Given the number of school closures in 2020, the volume of work covered online meant that we could deliver an untrimmed curriculum with a full set of assessments and examinations. This was particularly important for the Grade 12 students, who completed full June examinations in preparation for preliminary and final examinations. It was clear from the end-of-year results which learners had struggled with online learning, however these barriers have been identified and will be addressed. The stressful year had also taken its toll on several learners, which was indicated in the results.
Attendance in online lessons was high, with few discipline issues. Learners with good time management skills and motivation benefited from an environment with fewer distractions. With careful planning, certain theoretical concepts could be conveyed more effectively in the online medium. Notes and textbooks could not get “lost” or left at home. Teachers were able to provide access to recorded lessons and other content for learners who were absent due to illness. Learners also developed good “netiquette”, and the importance of good digital citizenship.
Our online teaching and learning programme has improved significantly during COVID-19 related school closures. This was achieved by providing adequate training and support, and streamlining the process to be as simple as possible for all involved. We continue to review and update the online learning programme where necessary – for instance, we have since migrated to Office 365, and Microsoft Teams is also an option.
Our teachers have shown themselves to be extremely adaptable and receptive to new technology and new solutions to problems. They have coped well with hardware and software failures, internet and electrical outages and inconsistent students. We are very proud of our teachers and staff for their dedication and commitment during prolonged periods of school closures. They have worked tirelessly, always with our learners’ best interests at heart.
Our learners have demonstrated resilience and responsibility during the pandemic. They managed to achieve fantastic results despite the uncertainty and unrest of a disturbed academic year. Our students received constant emotional support from their families and loved ones, and parents were very supportive of the school during difficult times.
Elements of our system (for example, the Google Classroom) continue to be useful tools beyond school closures. Learners can be reminded of homework, or receive extension activities in addition to their daily physical lessons. Catching up is a simpler activity when notes can be made accessible online. Events and assemblies can be broadcast to parents remotely.

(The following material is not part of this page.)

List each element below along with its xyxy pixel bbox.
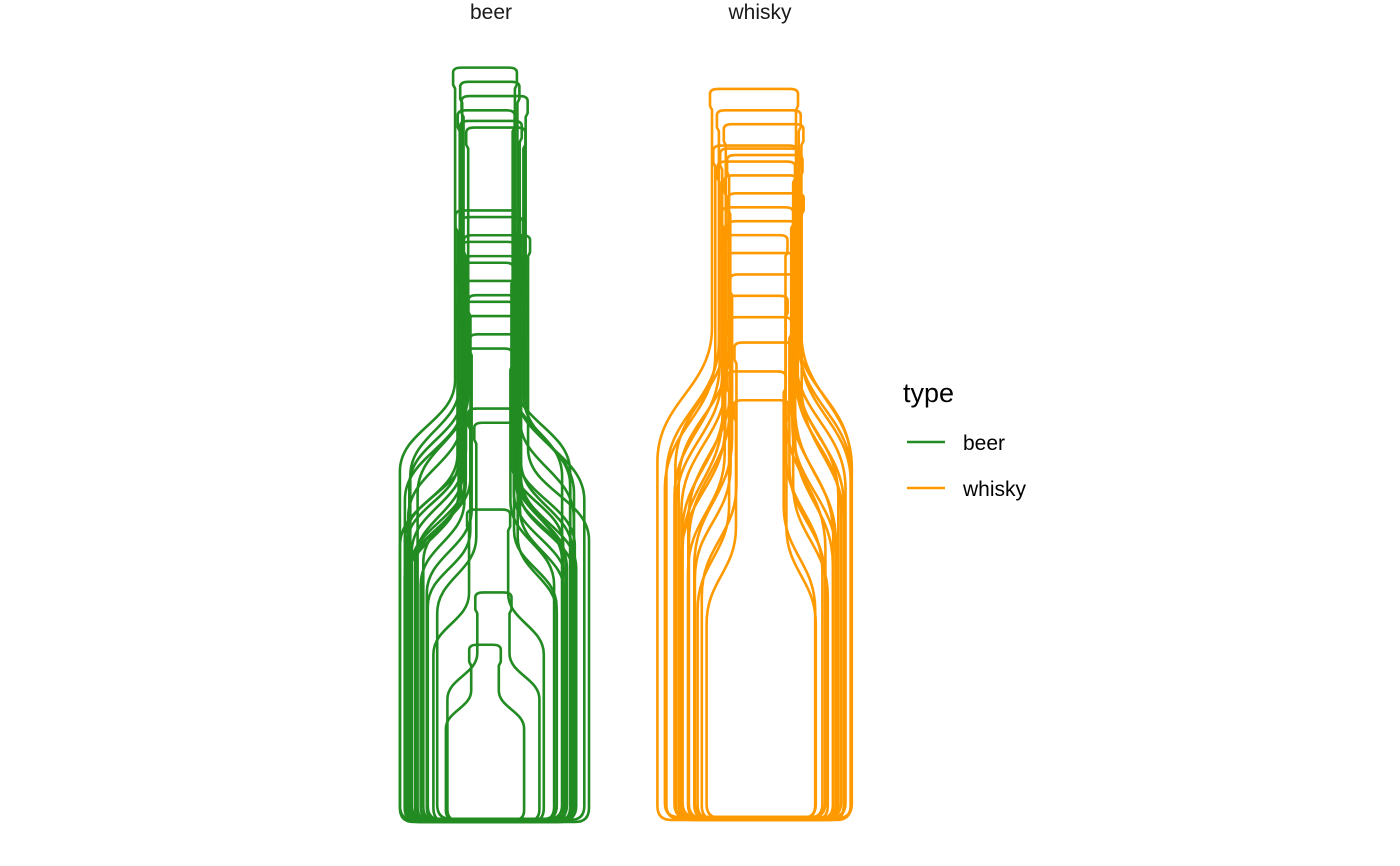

Our online teaching and learning system was rolled out again successfully during the delayed reopening of schools in 2021, giving our students an early lead in the academic year. Student participation and enthusiasm was great, and we seamlessly transitioned into online lessons, and then back into physical classes. As our online system of teaching and learning has been in place for almost a year now, it ensures that Brandcliff House does not lose any teaching time in the event of any further school closures – due to COVID-19 or otherwise.